Cllr Franklin and the normalisation of far-right rhetoric

In which August Scholl takes a look at the normalisation of Islamophobic views in political discourse in light of Cllr Franklin’s actions.

For anyone accepting public office, their words and actions matter. Whether an MP or a local councillor, elected officials have a duty to represent and be accountable to their constituents. When Conservative councillor for Luton and Wayfield, Michael Franklin, began sharing and endorsing intensely Islamophobic content on his Twitter account in 2016, he acted in a way unfitting for a local politician, as well as being in direct contravention of the Conservative Party code of conduct (‘To support equality of opportunity, diversity and inclusion, and the absence of any and all inappropriate behaviour, in all aspects of the Party’s activities.’).

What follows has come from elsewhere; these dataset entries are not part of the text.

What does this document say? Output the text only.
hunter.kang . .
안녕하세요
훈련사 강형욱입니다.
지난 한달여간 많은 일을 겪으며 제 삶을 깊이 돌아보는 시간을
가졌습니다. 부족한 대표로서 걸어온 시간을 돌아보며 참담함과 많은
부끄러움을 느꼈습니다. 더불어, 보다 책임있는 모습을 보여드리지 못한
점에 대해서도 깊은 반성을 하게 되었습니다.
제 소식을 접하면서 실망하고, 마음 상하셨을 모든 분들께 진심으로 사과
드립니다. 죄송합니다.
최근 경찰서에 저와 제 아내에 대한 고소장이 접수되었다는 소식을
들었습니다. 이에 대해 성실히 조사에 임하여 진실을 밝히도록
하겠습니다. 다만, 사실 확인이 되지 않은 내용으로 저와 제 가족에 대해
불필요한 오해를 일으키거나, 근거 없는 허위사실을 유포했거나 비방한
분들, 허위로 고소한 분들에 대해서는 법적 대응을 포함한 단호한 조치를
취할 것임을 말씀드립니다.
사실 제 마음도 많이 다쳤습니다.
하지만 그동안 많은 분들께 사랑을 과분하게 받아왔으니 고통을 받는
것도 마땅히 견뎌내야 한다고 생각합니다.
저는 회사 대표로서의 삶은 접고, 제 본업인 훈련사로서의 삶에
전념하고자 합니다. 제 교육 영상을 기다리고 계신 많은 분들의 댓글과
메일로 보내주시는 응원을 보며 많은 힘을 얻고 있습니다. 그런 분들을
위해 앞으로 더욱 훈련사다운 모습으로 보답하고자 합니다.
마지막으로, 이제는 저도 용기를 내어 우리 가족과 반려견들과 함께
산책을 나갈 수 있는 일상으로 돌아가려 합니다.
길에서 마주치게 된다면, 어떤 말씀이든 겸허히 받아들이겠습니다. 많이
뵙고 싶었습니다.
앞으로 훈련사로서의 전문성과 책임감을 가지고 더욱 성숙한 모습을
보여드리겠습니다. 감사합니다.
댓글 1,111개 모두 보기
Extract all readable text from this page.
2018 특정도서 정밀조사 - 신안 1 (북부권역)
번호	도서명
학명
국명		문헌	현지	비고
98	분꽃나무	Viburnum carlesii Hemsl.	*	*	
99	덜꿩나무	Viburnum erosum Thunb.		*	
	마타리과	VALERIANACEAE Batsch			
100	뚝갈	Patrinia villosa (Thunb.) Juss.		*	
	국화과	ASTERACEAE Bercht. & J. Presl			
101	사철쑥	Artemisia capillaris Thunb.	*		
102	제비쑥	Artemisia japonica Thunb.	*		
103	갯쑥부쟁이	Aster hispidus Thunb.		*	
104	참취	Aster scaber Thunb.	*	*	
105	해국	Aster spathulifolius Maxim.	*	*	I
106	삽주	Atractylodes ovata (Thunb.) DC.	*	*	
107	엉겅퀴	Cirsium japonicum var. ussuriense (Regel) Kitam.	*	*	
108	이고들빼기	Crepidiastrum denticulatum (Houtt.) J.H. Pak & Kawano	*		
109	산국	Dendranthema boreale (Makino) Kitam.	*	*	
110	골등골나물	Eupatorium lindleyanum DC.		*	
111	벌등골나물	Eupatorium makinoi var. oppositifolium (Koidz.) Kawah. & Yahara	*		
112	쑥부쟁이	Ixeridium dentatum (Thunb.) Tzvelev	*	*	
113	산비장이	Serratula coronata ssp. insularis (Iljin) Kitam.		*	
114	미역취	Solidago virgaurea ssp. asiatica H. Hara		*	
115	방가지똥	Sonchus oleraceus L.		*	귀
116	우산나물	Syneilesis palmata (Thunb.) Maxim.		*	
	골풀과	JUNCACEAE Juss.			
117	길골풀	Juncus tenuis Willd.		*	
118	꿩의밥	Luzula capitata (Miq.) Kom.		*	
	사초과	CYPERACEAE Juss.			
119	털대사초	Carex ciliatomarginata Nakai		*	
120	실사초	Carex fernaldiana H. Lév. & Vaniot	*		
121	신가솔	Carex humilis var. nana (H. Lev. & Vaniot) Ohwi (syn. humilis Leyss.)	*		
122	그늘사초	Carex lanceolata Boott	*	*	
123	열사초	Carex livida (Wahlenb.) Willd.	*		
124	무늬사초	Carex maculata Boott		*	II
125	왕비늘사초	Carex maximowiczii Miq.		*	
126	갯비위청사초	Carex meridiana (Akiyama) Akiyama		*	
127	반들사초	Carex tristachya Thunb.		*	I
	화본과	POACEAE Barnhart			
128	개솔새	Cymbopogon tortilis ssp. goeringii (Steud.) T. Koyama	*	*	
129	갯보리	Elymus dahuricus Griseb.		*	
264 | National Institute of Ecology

While this publication has already questioned why it has taken the Conservatives three years to take action over Cllr Franklin’s breech of discipline and decency, it is also necessary to ask what impact the parroting of racist ideology could have in the wider Medway community. While Brexit has intensified the debate and rhetoric around immigration, nationhood and ‘Britishness’, it has also further stoked hatred against British Muslims. Such Islamophobia is nothing news and has been a useful political tool for successive governments, from Tony Blair’s Labour of the Iraq War era, through to the current administration and Boris Johnson’s dogwhistle racism. As Tahir Abbas, Assistant Professor at the Leiden University Institute of Security and Global Affairs in The Hague, explains: ‘The authorities evoke security, terrorism, and focus on cultural relativism as a threat to the liberal secular older of Britishness’.

The use of Islamophobic language by politicians also has direct physical consequences. Boris Johnson’s comment that women wearing the hijab looked like “letterboxes” and “bank robbers” was directly linked to a spike in attacks on Muslim women in the days following his speech. The toxicity of the debate over Brexit has emboldened people holding prejudices against ethnic minorities and immigrants, creating a situation where ‘the “normalisation” of bigotry by mainstream political discourse in broadcast studios and conference halls can translate into violence and intimidation on the streets.’

By endorsing racist tropes that tie Islam directly to child abuse, Cllr Franklin gave credence the views held by extremist groups such as Britain First and the (now defunct) English Defence League. Mainstream politicians regurgitating extreme rightwing ideology has created a situation where far-right figures such as Tommy Robinson are now entering mainstream politics. In the mouths of ‘respectable’ public figures, hateful and inflammatory discourse has the dual effect of both making such beliefs official and acceptable, as well as signalling to Cllr Franklin’s Muslim constituents that he considers them as inhuman and threatening.

Such behaviour on behalf of a local councillor is not only reprehensible, it also potentially endangers his own constituents. Medway already has documented problems with far-right Islamophobia, with Gillingham Mosque and its worshippers being subjected to two attacks in 2013 and 2015 and Britain First bringing chaos and violence to Rochester in 2014. With Islamopobic attacks against British Muslims on the rise, endorsing the beliefs that lead to those attacks is irresponsible in an area with nearly 400 Muslims in its population.

While Cllr Franklin cannot be held responsible for the poisoning of British political discourse on Islam, he is directly responsible for the views that he holds in public office and how he chooses to communicate them. In Britain, as in France in 2005, we live in a situation where ‘an ideological meta-narrative that is both racist and nationalist…has served as the validation and banalization of far right views’. By sharing and endorsing Islamophobic beliefs, Cllr Franklin undermined and endangered his Muslim constituents and gave tacit endorsement to anyone that would direct hatred or violence against them. We are at a dangerous stage in the normalisation of far right ideology in British politics and it is only right, if severely after the event, that Cllr Franklin is being held accountable for his actions.

August Scholl is a Medway based musician and activist.